The sharp drop in illegal immigration of Mexicans to the U.S. over the past decade – apprehensions by Border Patrol topped 1.6 million in 2000 and fewer than 200,000 last year – isn’t only about border security. It’s about demographics. There simply aren’t as many young people in Mexico looking for jobs.
Migrant field hands
Alfredo Mateo, a 45-year-old farmworker wearing an NBA jersey and a ball cap embroidered with “New York,” organizes Suderman’s migrant labor pool from his pueblo on the Costa Chica of Guerrero state in southern Mexico. He and the other workers speak Spanish and their native tongue, Mixteco. His homeland, he says, is fertile for growing chile, beans and peanuts – but there is nowhere to sell anything and no jobs.
He doesn’t mention it, but the mountains of Guerrero where he comes from are also fertile for another crop: the poppy that produces opium, which drug gangs process into heroin to market in the U.S. Acapulco, the biggest city in the region, is six hours away and plagued by drug violence.
“In 2005 I started coming here,” he said. “I built a house back home. I got a loan, and the people told me that up in Chihuahua there was work, if you want you could earn money to pay what you owe. And I said, yes! I came right away and I earned money to pay my debts. So then I started coming, and coming. Until now.”
The barbed-wire border fence that divides the U.S. and Mexico was just steps from where Mateo and his workers were taking their midday break.
Had he thought about crossing over, to where wages could be more than 10 times higher?
“No, I don’t think about that,” he said. “My nephew, actually a lot of my family, is there in Santa Maria, Calif. I think they work in strawberries. But I came here, that’s it.”

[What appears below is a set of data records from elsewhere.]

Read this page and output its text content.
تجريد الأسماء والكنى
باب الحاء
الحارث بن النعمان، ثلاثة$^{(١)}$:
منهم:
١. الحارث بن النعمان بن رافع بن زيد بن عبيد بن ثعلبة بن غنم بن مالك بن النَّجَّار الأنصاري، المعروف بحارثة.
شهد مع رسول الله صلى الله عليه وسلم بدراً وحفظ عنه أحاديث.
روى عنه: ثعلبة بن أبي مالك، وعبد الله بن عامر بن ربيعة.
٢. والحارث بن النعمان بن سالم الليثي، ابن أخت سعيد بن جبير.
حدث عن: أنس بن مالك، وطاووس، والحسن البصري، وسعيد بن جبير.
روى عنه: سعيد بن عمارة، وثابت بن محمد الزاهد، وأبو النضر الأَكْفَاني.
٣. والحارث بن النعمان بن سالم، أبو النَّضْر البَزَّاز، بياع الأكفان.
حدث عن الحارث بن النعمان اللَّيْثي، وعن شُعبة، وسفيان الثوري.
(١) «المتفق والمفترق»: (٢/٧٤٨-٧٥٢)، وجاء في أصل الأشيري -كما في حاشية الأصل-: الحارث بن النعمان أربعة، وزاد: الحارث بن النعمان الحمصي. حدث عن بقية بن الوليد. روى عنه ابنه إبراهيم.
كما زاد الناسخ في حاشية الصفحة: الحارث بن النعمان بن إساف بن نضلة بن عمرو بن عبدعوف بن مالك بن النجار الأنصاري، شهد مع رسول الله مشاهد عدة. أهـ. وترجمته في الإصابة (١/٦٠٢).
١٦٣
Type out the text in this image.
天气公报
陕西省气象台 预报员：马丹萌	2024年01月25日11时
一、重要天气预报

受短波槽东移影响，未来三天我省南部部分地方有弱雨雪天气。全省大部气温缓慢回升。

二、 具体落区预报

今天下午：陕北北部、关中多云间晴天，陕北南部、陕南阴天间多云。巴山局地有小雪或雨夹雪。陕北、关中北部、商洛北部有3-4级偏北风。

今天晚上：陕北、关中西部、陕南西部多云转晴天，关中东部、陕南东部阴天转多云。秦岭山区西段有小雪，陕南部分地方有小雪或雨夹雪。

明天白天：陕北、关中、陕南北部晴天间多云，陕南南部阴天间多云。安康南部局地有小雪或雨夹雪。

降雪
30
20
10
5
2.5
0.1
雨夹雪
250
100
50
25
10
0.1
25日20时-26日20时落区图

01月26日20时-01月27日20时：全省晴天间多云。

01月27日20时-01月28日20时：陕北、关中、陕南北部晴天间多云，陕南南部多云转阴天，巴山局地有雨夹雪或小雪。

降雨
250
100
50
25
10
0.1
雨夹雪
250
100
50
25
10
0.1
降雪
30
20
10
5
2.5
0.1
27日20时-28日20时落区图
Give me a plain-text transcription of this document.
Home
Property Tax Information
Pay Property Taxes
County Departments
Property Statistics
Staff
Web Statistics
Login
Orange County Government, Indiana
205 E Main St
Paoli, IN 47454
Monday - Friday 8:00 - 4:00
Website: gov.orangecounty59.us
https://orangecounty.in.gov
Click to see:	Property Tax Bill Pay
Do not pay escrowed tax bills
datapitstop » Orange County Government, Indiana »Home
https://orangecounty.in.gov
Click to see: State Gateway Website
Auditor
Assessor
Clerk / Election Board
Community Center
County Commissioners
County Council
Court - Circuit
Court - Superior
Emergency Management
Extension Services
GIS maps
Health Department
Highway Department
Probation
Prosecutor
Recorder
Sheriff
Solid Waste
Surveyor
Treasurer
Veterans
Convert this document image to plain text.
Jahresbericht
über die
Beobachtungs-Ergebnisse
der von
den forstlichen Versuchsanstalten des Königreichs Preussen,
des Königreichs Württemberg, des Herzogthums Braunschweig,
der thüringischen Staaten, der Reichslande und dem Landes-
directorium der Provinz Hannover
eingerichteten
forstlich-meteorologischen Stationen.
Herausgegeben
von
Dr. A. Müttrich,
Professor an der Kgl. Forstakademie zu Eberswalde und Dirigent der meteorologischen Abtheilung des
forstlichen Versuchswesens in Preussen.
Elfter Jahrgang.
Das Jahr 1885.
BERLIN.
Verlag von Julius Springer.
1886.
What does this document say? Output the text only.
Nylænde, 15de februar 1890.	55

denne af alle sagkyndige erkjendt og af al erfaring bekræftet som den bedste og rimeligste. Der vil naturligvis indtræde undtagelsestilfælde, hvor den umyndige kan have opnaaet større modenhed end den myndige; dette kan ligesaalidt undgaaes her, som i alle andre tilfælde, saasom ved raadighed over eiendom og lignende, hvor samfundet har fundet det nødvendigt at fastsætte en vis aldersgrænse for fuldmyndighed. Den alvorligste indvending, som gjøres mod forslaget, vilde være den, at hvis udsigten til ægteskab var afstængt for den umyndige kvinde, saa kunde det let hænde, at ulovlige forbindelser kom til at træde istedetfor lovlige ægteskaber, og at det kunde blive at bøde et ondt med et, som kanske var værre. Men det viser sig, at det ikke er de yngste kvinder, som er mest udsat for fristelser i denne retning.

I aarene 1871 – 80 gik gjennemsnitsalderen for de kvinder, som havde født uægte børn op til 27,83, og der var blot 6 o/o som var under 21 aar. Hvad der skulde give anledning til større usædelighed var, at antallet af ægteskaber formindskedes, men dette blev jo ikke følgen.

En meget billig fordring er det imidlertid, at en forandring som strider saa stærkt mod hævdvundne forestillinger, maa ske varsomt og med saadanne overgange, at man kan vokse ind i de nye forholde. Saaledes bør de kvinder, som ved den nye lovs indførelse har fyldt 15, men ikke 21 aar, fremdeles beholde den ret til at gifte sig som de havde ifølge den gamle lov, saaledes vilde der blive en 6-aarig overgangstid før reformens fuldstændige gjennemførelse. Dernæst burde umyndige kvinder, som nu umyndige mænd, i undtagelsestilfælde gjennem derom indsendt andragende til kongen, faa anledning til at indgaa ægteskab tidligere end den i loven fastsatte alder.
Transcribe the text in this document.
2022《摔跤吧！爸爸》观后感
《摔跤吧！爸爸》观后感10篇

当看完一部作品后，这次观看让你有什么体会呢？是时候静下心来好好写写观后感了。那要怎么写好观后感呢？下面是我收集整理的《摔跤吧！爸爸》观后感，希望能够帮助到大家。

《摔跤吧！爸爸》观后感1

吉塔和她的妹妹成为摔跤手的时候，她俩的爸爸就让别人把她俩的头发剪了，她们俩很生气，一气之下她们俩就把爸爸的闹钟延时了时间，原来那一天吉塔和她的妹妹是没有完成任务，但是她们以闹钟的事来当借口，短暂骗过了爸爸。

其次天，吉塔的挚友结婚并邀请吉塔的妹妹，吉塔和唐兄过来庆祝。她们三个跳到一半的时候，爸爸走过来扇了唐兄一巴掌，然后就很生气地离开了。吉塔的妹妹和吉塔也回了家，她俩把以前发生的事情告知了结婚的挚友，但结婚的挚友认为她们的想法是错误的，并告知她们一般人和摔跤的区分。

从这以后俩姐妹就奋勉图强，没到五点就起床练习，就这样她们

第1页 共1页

“People say that it is very hard to cross (the border),” he said. “So when people go, they go for years to earn money there so they can buy land back home, build a house, put in a backyard. That’s what we’re doing. All of us from Guerrero, Oaxaca, we are all out there struggling, seeing what we can do to survive.”
He and his band of workers come in April for planting and stay through the harvest season, living in dormitories and returning home in December before coming back again in the spring.
Agriculture’s boon
Along Mexico’s Highway 2 to Janos, on down Highway 10 to Nuevo Casas Grandes, the desert gives way to lush fields where onion tops stand up, chile plants sprout and orchards of pecan trees form a sprawling canopy of green. Agriculture, anchored by the availability of seasonal labor, buoys local economies.
With a combined population of about 75,000, Nuevo Casas Grandes and its sister pueblo, Casas Grandes, support a bustling thoroughfare of restaurants, bars, boutiques and five new-car dealerships. The region was once a draw for tourists from New Mexico and Texas, but a spate of drug violence in the region mostly scared off the Americans, and the towns depend more than ever on in-country tourism and agriculture.
Mayté Luján runs a bed-and-breakfast in Casas Grandes called Las Guacamayas and a gallery of fine local pottery. Her brother grows chile and pecans, she says – more each year – and he recruits migrant labor from the south as well.
“Chile has boosted the economy, but we don’t have the labor here,” she said. “They come from Oaxaca, Guerrero. They earn good money, very good,” compared with where they come from.
With border security as tight as it is, with the anti- immigration rhetoric as sharp as it has been, the American dream has faded for many Mexicans, she said. Working in Chihuahua, people from southern states plant and pick crops, save their money and go home in the winter to rest until the spring.
“Here they don’t have to risk their lives,” she said. “Here they aren’t discriminated against.”
“This is the new Mexican dream,” she said.